Se movió una vez más, sus brazos simulaban alas de algún ave de rapiña y se inclinaba como si esas aves descendieran sobre la presa. Me di cuenta de que en el lugar donde debían estar los codos tenía las manos, unas manos pequeñas, con dedos encogidos.

—¿Lo ves?

—Sí —dije—, eso era lo que me parecía fuera de lugar. ¿Quiénes son, eh, por qué bailan aquí?

—Mira los niños, uno de ellos… ése niño de ahí, el que se quitó la máscara.

Un rostro estúpido nos contempló, su lengua, abultada, asomaba entre sus dientes.
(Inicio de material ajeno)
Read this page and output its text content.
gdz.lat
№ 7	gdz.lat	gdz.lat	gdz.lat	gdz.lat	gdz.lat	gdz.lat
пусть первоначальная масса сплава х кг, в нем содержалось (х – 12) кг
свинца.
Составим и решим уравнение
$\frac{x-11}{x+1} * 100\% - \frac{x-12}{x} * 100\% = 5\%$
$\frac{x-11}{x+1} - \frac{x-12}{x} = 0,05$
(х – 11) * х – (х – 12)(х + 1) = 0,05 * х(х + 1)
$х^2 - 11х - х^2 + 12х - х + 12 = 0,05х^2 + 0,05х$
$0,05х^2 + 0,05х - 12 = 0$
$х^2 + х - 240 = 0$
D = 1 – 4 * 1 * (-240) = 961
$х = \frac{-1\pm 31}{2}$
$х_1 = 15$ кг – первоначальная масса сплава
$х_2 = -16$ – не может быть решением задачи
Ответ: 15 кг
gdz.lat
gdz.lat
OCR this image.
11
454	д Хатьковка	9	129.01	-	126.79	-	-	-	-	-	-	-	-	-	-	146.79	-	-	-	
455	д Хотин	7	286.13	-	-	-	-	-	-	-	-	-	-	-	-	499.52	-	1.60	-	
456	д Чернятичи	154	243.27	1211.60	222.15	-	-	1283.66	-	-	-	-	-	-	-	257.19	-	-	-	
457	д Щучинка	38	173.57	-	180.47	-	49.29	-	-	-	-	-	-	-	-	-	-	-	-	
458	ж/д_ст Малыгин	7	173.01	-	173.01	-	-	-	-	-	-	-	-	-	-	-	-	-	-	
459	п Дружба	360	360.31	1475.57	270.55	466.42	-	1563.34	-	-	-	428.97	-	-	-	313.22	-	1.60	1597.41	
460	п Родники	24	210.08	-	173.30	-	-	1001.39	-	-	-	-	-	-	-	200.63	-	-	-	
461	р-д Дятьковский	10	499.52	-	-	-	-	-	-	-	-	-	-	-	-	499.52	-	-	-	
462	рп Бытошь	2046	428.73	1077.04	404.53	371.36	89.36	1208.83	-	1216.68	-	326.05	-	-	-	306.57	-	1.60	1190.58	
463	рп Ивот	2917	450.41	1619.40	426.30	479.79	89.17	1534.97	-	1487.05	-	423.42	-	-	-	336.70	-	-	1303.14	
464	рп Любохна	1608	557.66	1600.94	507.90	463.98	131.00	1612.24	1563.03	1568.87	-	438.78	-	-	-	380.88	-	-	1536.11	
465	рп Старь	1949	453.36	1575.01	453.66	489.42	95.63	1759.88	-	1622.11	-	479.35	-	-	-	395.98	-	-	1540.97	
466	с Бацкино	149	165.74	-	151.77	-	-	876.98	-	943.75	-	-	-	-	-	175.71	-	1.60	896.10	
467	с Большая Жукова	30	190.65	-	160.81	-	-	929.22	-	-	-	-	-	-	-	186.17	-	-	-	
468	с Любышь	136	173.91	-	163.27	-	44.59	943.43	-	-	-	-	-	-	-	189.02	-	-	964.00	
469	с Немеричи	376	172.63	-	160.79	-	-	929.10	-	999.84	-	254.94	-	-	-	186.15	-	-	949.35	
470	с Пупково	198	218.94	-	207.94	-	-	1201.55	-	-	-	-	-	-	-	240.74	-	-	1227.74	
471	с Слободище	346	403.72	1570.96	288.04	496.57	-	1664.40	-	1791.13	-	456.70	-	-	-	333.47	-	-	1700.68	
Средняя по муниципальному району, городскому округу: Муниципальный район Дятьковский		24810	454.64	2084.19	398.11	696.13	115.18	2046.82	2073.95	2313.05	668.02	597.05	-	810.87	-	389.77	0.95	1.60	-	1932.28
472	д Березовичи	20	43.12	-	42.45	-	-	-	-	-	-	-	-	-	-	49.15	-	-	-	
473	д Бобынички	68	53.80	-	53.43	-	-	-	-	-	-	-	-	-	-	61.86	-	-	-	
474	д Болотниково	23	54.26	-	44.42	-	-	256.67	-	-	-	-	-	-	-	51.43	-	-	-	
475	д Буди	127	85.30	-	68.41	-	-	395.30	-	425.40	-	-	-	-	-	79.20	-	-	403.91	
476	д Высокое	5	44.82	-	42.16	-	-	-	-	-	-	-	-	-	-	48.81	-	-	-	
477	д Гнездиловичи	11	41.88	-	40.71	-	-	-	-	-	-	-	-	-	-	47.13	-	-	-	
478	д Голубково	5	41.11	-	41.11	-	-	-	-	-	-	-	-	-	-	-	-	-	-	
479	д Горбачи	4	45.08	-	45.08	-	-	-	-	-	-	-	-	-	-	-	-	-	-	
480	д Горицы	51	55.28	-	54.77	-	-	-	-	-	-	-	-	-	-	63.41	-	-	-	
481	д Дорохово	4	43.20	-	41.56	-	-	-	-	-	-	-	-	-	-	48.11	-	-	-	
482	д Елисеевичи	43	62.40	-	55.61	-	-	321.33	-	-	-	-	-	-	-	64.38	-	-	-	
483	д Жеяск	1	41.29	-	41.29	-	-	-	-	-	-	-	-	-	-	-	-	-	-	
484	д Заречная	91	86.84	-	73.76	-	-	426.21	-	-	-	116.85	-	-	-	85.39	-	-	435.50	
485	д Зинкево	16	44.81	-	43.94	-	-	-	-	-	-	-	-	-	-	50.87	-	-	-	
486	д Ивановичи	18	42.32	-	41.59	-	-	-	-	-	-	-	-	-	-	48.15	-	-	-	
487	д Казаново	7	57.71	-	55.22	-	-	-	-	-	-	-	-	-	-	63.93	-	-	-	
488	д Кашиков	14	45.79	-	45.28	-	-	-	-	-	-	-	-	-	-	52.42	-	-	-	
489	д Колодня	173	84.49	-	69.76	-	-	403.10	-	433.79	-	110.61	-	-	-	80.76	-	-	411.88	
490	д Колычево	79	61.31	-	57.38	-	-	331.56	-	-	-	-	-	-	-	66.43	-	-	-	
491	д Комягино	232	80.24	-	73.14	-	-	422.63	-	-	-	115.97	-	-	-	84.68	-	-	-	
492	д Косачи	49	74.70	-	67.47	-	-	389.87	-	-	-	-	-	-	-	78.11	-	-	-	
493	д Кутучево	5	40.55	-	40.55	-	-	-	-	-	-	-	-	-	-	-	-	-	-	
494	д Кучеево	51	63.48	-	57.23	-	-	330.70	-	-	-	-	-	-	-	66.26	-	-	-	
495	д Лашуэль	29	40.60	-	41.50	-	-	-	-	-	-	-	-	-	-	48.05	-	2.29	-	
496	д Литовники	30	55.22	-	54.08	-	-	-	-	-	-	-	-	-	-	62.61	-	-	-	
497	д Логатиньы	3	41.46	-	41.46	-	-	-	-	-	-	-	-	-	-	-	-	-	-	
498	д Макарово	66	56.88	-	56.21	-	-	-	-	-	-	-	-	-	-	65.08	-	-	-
Apenas se movía de un lado a otro, con el cuerpo vuelto hacia nosotros, descomponiendo la formación.

Quien mejor bailaba era el hombre vestido de campesino y se movía con cierta gracia malsana, como divertido pero sin saber por qué. Volví a mirar esos brazos imposibles, el color demasiado oscuro de la piel, incluso para un indígena quemado por el sol.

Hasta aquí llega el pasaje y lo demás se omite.